From Bulgaria, Red Light (Na Cherveno) (Toma Waszarow, 21 min., Bulgaria, 2016) is about a bus driver stopped at a red light in a small town who refuses to proceed even when it becomes apparent that the traffic light has malfunctioned and is stuck. The driver, convinced that he must obey the law to every literal letter of the word, is unmoved by the protests of his passengers and local police officers. This film has the same quirky tone of last year’s Fear No Film Grand Jury Prize for Best of Show, also from Bulgaria – Getting Fat in a Healthy Way.

And, the animated and live action films being screened in Fear No Film’s exclusive programs for children in the festival’s Art Yard match the cosmopolitan tone of the library screenings. Five of the 10 films come from countries other than the U.S. There are two programs for children this year, that have been curated for specific age groups: 3-7, and 8 and up.

As customary, a festival jury of film-making and media industry peers along with audience members will make selections for various awards, including the Grand Jury Prize, the Utah Short Film of the Year, and the Fear No Filmmaker Award.

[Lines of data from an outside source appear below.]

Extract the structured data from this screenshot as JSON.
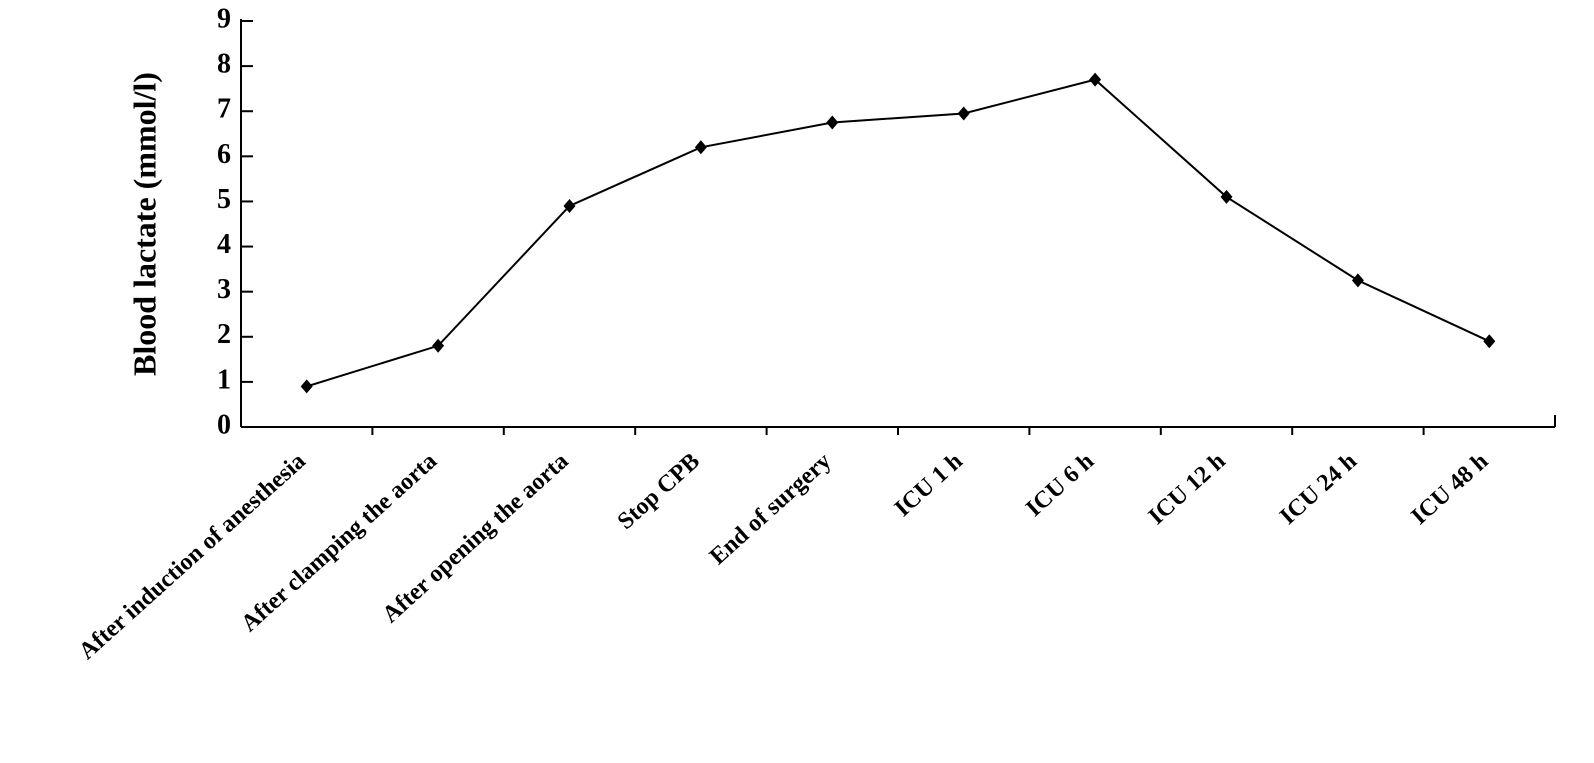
{
  "chart_data": {
    "type": "line",
    "y_label": "Blood lactate (mmol/l)",
    "categories": [
      "After induction of anesthesia",
      "After clamping the aorta",
      "After opening the aorta",
      "Stop CPB",
      "End of surgery",
      "ICU 1 h",
      "ICU 6 h",
      "ICU 12 h",
      "ICU 24 h",
      "ICU 48 h"
    ],
    "values": [
      0.9,
      1.8,
      4.9,
      6.2,
      6.75,
      6.95,
      7.7,
      5.1,
      3.25,
      1.9
    ],
    "color": "#000000",
    "ylim": [
      0,
      9
    ],
    "yticks": [
      0,
      1,
      2,
      3,
      4,
      5,
      6,
      7,
      8,
      9
    ],
    "grid": false
  }
}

A good number of the screenings likely will have standing-room only attendance in the City Library Auditorium. The Utah Short Film of The Year competition always packs the house on each of the three evening screenings.

Viewers also should take careful note of Horman’s sequencing in each program that takes the audience on a journey that plainly is inspired by the concept of transitions in seven variations. The categories for this year’s Fear No Film lineup are:

ROLLING MEMORIES – This screening expands upon existing remembered moments. A memory itself evolves over time.

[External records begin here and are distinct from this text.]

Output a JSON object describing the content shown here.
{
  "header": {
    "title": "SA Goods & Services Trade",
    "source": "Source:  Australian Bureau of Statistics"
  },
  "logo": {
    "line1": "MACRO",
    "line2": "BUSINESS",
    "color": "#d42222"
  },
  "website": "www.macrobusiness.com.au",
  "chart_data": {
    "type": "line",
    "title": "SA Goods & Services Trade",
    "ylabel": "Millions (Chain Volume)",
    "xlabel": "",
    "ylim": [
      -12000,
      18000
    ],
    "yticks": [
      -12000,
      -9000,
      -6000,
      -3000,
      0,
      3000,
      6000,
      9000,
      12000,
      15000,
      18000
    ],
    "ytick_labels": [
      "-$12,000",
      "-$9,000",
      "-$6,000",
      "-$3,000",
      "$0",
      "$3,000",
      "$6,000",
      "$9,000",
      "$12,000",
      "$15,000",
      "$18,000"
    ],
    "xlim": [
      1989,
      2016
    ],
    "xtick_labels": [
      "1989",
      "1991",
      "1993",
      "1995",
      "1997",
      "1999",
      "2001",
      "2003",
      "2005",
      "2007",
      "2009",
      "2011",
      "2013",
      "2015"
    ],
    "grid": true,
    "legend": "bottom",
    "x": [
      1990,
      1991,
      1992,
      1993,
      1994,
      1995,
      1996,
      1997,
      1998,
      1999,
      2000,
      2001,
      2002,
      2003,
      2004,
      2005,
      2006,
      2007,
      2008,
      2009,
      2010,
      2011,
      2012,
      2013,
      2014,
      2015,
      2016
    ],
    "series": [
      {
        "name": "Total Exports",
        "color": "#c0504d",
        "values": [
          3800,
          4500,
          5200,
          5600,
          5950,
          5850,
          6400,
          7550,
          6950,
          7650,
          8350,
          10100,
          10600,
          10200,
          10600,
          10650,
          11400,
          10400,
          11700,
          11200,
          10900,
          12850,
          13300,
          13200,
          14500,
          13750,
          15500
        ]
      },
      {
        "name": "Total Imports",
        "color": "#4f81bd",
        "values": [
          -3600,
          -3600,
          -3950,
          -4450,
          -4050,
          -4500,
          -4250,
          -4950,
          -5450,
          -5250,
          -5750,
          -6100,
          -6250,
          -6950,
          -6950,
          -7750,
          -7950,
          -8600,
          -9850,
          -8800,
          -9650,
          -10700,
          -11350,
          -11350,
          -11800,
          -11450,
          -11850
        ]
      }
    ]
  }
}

MEMORY LANE – These films explore our unique ways of remembering things, individual takes on “the good old days.”

WHAT MIGHT BE – This program explores anticipated memories, the hopes and worries of what might be.

MEMORY DISTORTION – This program explores a wide range of ways we each cope with transition.

GROUPTHINK – From groups of strangers to our closest confidantes, these films demonstrate how our memory is shaped by those with whom we share it.

CULTURAL DISSONANCE – This screening showcases stories of disharmony through our identity displacement as we reconcile each new memory.

REVISIONIST HISTORY – This program traverses the re-interpretation of moments as understood in our collective memory.

Semele Teaser 2016 from Myrsini Aristidou on Vimeo.

Festival screenings for all seven categories, which last approximately an hour, will begin on the first day of the festival (June 22) and continue through the last day on June 25. Showings occur every two hours. All screenings with the exception of the kids programs are screened in the City Library auditorium.

Entries for the Utah Short Film of the Year competition (see accompanying article), with a running time of a little more than 65 minutes, will be screened June 22, 23 and 24 at 8 p.m. For more information about screening times and the schedule of when short films will be aired, go here.

Horman advises that many of the screenings will include films with mature content so parental guidance is strongly advised.